I stepped outside with a jacket pulled tight, bracing for the contrast between the sun’s golden light and the chill that clung to everything. The trees, still mostly bare, looked like ink sketches drawn across the sky. The red maples that had bloomed so bravely last week seemed stunned by the sudden cold, their tiny buds curling inward, hesitant.

I get it.
Sometimes, I’m hesitant too.

The work of the day was full.
Nine clients.
Nine stories.
Nine distinct ways trauma shows up and shapes a life.

It’s sacred work—and some days, it feels like standing on the edge of a vast ocean, watching wave after wave of sorrow roll toward me. The temptation is always to brace or retreat, but I’ve learned something better: to stay anchored.

Today, my anchor was simple.
Crocheting.

The quiet loop of yarn in my hands during sessions, the feel of soft fiber slipping over my fingers—it’s more than a habit. It’s a tether. A rhythm that holds me steady so I can keep holding space for others.

By afternoon, I knew I needed a shift.
So I took two sessions outside, wrapped in an afghan, settled on the porch.

Maci curled beside me, her small, warm presence grounding me in the moment. The air was brisk, but the sunlight on my face was soothing. I listened to the wind rustling through the trees and the faint sound of squirrels rustling through the leaves—remnants of autumn still clinging to oak branches, stubborn in their own way.

And in that stillness, I noticed something: the conversations outside felt different.
Softer.
Less heavy.
Maybe because the sky was above us.
Maybe because the earth was holding us too.

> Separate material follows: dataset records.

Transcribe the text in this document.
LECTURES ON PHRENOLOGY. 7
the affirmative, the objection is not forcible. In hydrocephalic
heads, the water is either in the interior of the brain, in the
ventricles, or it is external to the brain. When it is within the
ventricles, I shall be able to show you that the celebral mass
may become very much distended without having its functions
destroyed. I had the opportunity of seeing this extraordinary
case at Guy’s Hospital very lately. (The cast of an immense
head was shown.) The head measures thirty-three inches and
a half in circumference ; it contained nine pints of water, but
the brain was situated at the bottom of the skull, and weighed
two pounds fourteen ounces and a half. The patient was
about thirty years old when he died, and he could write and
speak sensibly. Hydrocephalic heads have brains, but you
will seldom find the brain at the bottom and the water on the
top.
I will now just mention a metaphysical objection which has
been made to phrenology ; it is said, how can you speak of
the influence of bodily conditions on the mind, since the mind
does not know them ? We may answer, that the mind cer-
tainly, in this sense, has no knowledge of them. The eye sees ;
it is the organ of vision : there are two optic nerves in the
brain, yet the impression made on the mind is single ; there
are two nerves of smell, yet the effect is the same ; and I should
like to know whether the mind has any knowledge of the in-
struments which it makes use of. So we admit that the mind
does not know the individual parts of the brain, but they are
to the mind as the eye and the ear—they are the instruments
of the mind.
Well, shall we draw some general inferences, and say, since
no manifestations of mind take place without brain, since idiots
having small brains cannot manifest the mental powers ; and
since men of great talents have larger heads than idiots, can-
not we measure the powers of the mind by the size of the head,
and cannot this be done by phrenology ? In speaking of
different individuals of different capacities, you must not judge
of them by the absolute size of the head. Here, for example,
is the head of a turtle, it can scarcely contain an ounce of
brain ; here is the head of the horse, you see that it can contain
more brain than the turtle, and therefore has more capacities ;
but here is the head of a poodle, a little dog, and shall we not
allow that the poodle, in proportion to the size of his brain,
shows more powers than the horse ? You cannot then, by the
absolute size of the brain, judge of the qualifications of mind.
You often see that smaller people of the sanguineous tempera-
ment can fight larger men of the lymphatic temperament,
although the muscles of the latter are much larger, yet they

Late in the day, a shift in my timeline threw everything off.

The kind of unexpected change that doesn’t quite feel like a crisis, but still leaves you a little unsteady. A plan I had been preparing for—mentally, emotionally—suddenly delayed. The uncertainty wrapped itself around my chest, tight and unwelcome.

Was I relieved? Frustrated? Tired?
Yes.
All of it.

Macon and I went out for dinner to our usual spot. The sun had dipped, and the air had turned sharper again. Still, it was good to be out. To eat something warm. To let the day settle.

As I sat there, I reminded myself:
This is just another wave. It will come, and it will pass.

Tonight, I feel… not resolved exactly, but steady.

I’m learning that contentment doesn’t always arrive with clarity.
Sometimes it comes in small reassurances:
The warmth of the sun on your face.
The weight of your dog resting beside you.
The simple comfort of doing meaningful work, even when the outcome is uncertain.

Spring is still coming—
Hesitant. Slow.
But coming.

And for tonight, that’s enough

If you’re in a season of waiting…
If you’re walking through cold days while hoping for warmth…
If the work is heavy and the way is uncertain…

Let the small things steady you.

The sun still rises.
The trees still bud.
The next season is making its way toward you, even if it hasn’t quite arrived.

Hold fast.
Breathe deep.
And remember: this wave, too, will pass.